Errors
If the method doesn't throw an exception, no error occurred. The method was able to perform the job it promised it would do, so it will get out of the way, and won't try to return some sort of status code. You won't need to check a status code because you will know that it has succeeded.
If the method fails the copy operation, an exception will be thrown. In this case the method wasn't able to perform the job it promised it would do, which means something weird (exceptional) happened, so an exception gets thrown. Since an exception is thrown, you are forced to deal with it, or your program blows up. So there is no point in checking for a status code. You couldn't write any code that would be able to read that status code anyhow, since the status checking code would never be reached. Code flow would go to the catch
block, or to program termination.
These concepts are the basis of error handling using exceptions.
How to handle exceptions
Unless you need to, and have some reasonable way to recover from the exception, then don't handle them. Let your program blow up. This will make it much easier to find bugs in your code out in the wild, since an unhandled exception will produce a stack trace, which will tell you exactly which part of your program blew up, and how the code got to that point.

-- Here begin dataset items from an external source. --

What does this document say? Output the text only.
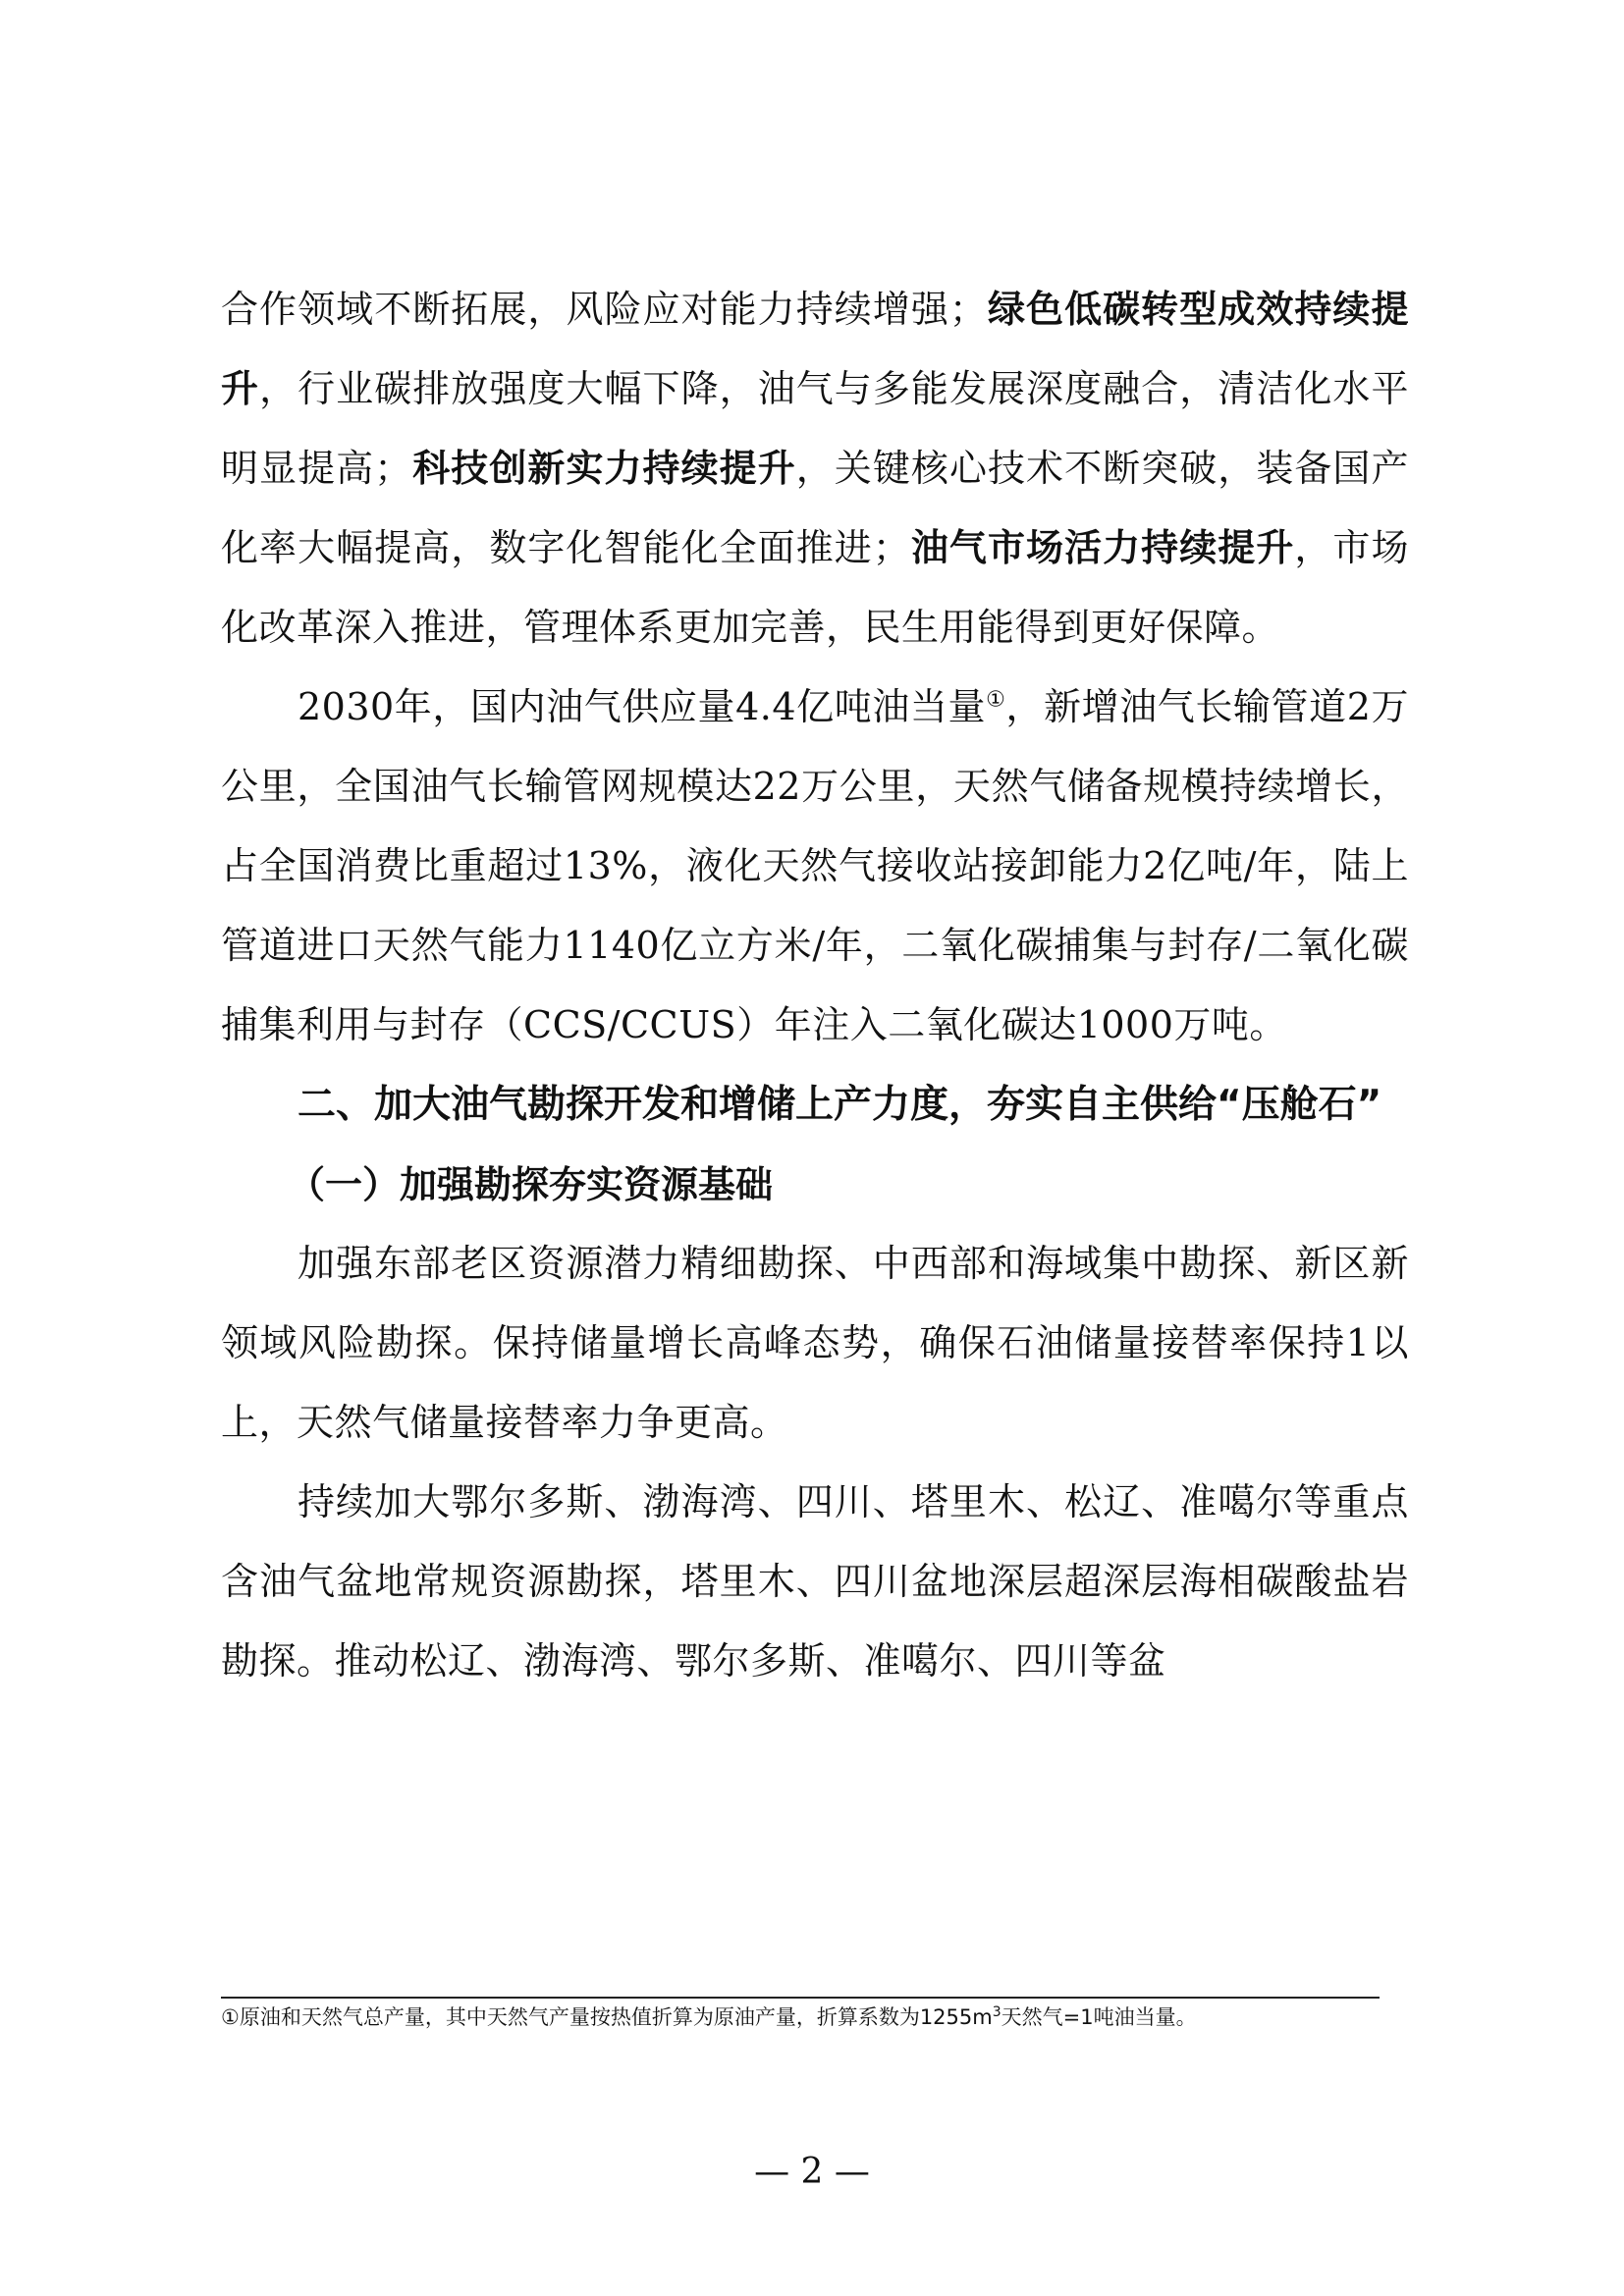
合作领域不断拓展，风险应对能力持续增强；绿色低碳转型成效持续提升，行业碳排放强度大幅下降，油气与多能发展深度融合，清洁化水平明显提高；科技创新实力持续提升，关键核心技术不断突破，装备国产化率大幅提高，数字化智能化全面推进；油气市场活力持续提升，市场化改革深入推进，管理体系更加完善，民生用能得到更好保障。

2030年，国内油气供应量4.4亿吨油当量①，新增油气长输管道2万公里，全国油气长输管网规模达22万公里，天然气储备规模持续增长，占全国消费比重超过13%，液化天然气接收站接卸能力2亿吨/年，陆上管道进口天然气能力1140亿立方米/年，二氧化碳捕集与封存/二氧化碳捕集利用与封存（CCS/CCUS）年注入二氧化碳达1000万吨。

二、加大油气勘探开发和增储上产力度，夯实自主供给“压舱石”

（一）加强勘探夯实资源基础

加强东部老区资源潜力精细勘探、中西部和海域集中勘探、新区新领域风险勘探。保持储量增长高峰态势，确保石油储量接替率保持1以上，天然气储量接替率力争更高。

持续加大鄂尔多斯、渤海湾、四川、塔里木、松辽、准噶尔等重点含油气盆地常规资源勘探，塔里木、四川盆地深层超深层海相碳酸盐岩勘探。推动松辽、渤海湾、鄂尔多斯、准噶尔、四川等盆

①原油和天然气总产量，其中天然气产量按热值折算为原油产量，折算系数为$1255m^3$天然气=1吨油当量。

— 2 —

If you have a reasonable way to recover (e.g. simply display an error message to the user and retry the operation, or let them input a different parameter), then you can write a try
/catch
block. Write your code that could throw an exception in the try
block, and write your recovery code in the catch
block.
try
{
var file = File.Open(filename);
// Todo: Work with open file here
}
catch(FileNotFoundException e)
{
MessageBox.Show("Failed to open file - " + e.ToString());
// Todo: Additional recovery here,
// like telling the calling code to re-open the file selection dialog
}
Note that you should never catch the base Exception
type, and instead should catch the specific derived exception types that you can handle (e.g. FileNotFoundException
). This makes sense because you probably can't write code that will successfully recover from an OutOfMemoryException
, and that exception could get thrown at any point in your code. If you catch Exception
, then you are writing code that tries to handle anything, not just the exceptions you are interested in.
Completion
File.Copy
is a synchronous operation. So once the method has completed, then the actual copy has completed.
This means that you can write a line of code immediately after the copy line. And that code can expect the file to be there, for it to be fully copied, and for it to be accessible.